Un futuro di benessere: oltre lo stress e la perdita di significato
Per affrontare le sfide della salute mentale nella società contemporanea, è essenziale adottare un approccio olistico e integrato che trascenda la mera gestione dei sintomi. La “sindrome da rientro”, così come l’aumento dei disturbi mentali legati al lavoro, alla precarietà e alla perdita di significato, non sono fenomeni isolati, ma manifestazioni di una più ampia crisi che richiede una riflessione profonda e azioni concrete.
Dal punto di vista della psicologia cognitiva, la ristrutturazione cognitiva può essere un potente strumento per affrontare il “post-vacation blues” e altri disagi esistenziali. Spesso, il ritorno alla routine è accompagnato da pensieri automatici negativi come “non sarò mai felice come in vacanza” o “il lavoro è un peso insormontabile”. Identificare e mettere in discussione questi pensieri, sostituendoli con valutazioni più realistiche e strategie di coping attive, può trasformare la percezione della realtà. Ad esempio, invece di concentrarsi sulla perdita della libertà delle vacanze, si può riflettere sulle opportunità di crescita professionale o sui legami sociali che il lavoro offre. A uno stadio superiore dell’intervento terapeutico, si evidenzia l’importanza della terapia cognitivo-comportamentale (TCC) associata alla mindfulness, che si presenta come un’ottima risorsa. Attraverso tale pratica, gli individui imparano a vivere intensamente l’istante presente e ad abbracciare i loro pensieri e sentimenti senza alcun pregiudizio. Quest’approccio emerge come particolarmente efficace per coloro che sperimentano ansia da reinserimento o avvertono sensazioni di vacuità interiore. L’esercizio della consapevolezza respiratoria oppure dell’osservazione serena dei propri pensieri offre strumenti preziosi per disconnettersi dal ciclo infelice del rimuginio, facilitando così una nuova connessione col momento attuale.
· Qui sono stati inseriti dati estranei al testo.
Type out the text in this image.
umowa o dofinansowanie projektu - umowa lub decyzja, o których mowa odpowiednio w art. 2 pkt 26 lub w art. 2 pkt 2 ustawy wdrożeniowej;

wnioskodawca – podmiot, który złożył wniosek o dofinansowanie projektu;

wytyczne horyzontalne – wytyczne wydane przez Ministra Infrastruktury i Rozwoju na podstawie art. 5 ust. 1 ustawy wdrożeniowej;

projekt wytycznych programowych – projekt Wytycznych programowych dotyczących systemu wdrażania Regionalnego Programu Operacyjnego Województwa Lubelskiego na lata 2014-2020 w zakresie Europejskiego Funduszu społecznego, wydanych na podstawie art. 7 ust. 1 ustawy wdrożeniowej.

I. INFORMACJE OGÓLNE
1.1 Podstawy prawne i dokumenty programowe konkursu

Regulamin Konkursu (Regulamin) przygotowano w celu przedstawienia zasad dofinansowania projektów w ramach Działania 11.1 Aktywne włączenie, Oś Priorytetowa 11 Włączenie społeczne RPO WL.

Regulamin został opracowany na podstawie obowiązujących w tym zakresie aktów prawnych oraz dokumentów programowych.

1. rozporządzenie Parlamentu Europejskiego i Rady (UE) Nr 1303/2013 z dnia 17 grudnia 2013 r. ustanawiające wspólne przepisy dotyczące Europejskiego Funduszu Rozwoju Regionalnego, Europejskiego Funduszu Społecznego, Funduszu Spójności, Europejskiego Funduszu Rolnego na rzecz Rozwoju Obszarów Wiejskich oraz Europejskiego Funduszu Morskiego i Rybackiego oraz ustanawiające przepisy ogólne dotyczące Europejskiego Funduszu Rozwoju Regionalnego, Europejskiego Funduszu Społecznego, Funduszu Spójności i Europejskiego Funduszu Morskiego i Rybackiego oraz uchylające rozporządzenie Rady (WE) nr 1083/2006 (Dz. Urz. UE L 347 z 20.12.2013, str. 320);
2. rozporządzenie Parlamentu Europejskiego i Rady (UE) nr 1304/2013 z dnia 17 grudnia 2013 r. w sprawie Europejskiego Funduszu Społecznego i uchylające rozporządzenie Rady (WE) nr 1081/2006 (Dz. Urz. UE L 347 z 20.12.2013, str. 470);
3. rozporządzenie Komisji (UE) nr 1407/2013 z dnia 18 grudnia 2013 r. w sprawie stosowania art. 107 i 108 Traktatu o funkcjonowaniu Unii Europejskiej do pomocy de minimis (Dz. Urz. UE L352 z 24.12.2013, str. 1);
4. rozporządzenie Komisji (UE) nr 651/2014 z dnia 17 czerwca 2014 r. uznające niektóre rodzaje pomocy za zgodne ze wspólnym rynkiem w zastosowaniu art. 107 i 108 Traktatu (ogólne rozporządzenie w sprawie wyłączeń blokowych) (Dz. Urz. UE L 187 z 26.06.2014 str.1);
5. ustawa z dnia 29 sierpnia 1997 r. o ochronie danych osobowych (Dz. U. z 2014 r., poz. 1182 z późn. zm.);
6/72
Unendo insieme TCC e pratiche mindful essenzialmente mirate all’autoregolazione emozionale, questa modalità terapeutica orienta le persone nella riconoscibilità degli elementi propulsori dello stress stesso; al contempo sviluppa strategie comportamentali ottimizzate: tali interventi includono organizzazioni significative nei momenti post-lavorativi o tecniche idonee alla gestione temporale onde evitare un surplus irritante di impegni quotidiani. Pertanto, la messa in luce del malessere interiore – spessissimo ancorato alla concezione della vita priva di significato – torna ad affiorare proprio grazie allo scouting personale dell’autenticità verso ciò che realmente conta nel viaggio individuale verso il compimento personale.
Anno | Indice di Salute Mentale (14-19 anni) |
---|---|
2020 | 73.9 |
2021 | 70.3 |
2022 | 71.0 |
2023 | 69.5 |
Nell’aprile 2024, è stato riportato che l’indice di salute mentale tra i giovani ha subito un calo significativo, passando da 73.9 nel 2020 a 69.5 nel 2023.
Il recupero di valori autentici e la ricostruzione di comunità solide e di supporto sono essenziali per contrastare questa deriva e favorire il benessere individuale e collettivo. In tale contesto, anche le malattie neurodegenerative, spesso anticipate da prodromi comportamentali, evidenziano la necessità di un’organizzazione territoriale efficace che riconosca e supporti il diritto alla salute mentale in tutte le sue sfaccettature. L’attenzione alle fragilità di chi soffre di disagi legati a queste patologie è fondamentale per non lasciare nessuno privo di assistenza e cure.